Казанский, наверное, совершенно одурев, принялся ловить кошку, и умудрился прищемить ей хвост. Сконфуженный донельзя Зайцев, спрятав пистолет, присоединился к Хасикяну в деле успокоения «жрицы».
Затем все стражи порядка, чертыхаясь, изучали эти самые часы – сделанные под старину и напоминающие избушку Бабы-Яги. Пришедшая в себя Нина гладила и успокаивала Барсика – домашнего питомца Монго, оказавшегося маленьким котиком сиамской породы. Она плакала и приговаривала, целуя его: «Осиротели мы, маленький!»
А потом Савельев, не глядя, сунул протокол Варваре и распрощался с ней. Но машина спецмедслужбы застряла в пробке, и еще два часа они вынуждены были просидеть в этом жутковатом доме, чтобы сдать мертвеца, слушая всхлипывания Нины.
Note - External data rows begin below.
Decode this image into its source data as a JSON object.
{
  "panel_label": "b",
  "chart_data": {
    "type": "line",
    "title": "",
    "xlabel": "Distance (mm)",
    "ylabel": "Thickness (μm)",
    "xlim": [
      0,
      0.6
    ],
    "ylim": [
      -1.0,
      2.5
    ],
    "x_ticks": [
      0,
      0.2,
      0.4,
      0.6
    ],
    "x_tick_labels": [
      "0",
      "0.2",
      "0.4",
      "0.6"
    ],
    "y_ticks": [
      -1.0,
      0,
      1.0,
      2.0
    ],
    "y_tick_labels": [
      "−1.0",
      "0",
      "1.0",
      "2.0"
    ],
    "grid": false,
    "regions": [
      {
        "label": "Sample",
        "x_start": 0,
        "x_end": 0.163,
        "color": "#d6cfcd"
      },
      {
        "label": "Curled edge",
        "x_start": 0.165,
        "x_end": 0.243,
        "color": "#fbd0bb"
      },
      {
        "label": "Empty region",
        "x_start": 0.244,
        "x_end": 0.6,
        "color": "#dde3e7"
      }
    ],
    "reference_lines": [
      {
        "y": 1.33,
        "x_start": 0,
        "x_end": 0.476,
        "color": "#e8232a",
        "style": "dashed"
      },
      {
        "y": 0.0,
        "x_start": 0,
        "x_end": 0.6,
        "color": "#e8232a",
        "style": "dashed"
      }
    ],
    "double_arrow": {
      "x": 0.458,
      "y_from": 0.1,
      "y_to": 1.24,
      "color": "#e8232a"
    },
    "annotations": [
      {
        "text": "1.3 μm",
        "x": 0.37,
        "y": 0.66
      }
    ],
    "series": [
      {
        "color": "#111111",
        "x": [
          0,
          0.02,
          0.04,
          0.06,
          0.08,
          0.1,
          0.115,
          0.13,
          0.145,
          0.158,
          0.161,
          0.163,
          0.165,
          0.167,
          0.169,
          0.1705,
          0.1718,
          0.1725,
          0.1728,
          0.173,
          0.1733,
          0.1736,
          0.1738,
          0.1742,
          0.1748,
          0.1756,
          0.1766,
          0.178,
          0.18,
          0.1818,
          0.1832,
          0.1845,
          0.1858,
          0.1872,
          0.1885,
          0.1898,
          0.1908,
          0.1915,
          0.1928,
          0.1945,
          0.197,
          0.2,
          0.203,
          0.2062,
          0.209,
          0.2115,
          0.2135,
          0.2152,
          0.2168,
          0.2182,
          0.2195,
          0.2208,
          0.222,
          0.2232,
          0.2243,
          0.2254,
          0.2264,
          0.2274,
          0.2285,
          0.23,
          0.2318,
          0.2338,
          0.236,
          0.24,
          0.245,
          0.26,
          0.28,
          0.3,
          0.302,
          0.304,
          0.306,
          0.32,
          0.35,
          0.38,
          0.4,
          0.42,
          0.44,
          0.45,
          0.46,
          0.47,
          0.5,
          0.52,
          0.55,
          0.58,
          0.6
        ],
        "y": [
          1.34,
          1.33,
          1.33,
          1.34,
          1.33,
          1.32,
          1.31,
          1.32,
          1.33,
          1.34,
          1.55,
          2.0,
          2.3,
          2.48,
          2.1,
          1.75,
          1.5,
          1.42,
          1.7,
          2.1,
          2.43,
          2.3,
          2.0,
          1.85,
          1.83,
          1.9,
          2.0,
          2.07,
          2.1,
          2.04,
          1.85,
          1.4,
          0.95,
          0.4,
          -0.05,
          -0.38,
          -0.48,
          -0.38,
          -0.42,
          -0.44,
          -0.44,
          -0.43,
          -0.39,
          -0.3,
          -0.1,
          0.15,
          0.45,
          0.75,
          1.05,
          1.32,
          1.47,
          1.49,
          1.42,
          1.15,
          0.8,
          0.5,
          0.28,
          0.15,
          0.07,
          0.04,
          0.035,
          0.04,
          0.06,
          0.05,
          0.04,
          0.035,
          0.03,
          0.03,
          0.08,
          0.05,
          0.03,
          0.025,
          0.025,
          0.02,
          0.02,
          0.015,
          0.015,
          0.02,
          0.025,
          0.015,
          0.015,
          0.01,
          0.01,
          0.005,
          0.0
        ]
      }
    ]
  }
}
Потом позвонила Лидия Ровнина и сообщила, что добраться не сможет. Виновата та же пробка, и Савельев, мысленно посылая «леди Ровену» подальше, назначил ей явиться завтра (то есть уже сегодня) в управление.
Потом…
Спать уже не хотелось, но Вадим героически пытался заснуть: потому как день предстоял тяжелый.
Глава вторая. Ода Приапу
Санкт-Петербург, зима 1758 г.
И зачем он тогда выкрикнул «слово и дело»? Наверное, с перепугу. Да и подставлять спину под розги не хотелось. Ведь всего десять дней как был бит за непотребство, учиненное им в доме университетского ректора Крашенинникова.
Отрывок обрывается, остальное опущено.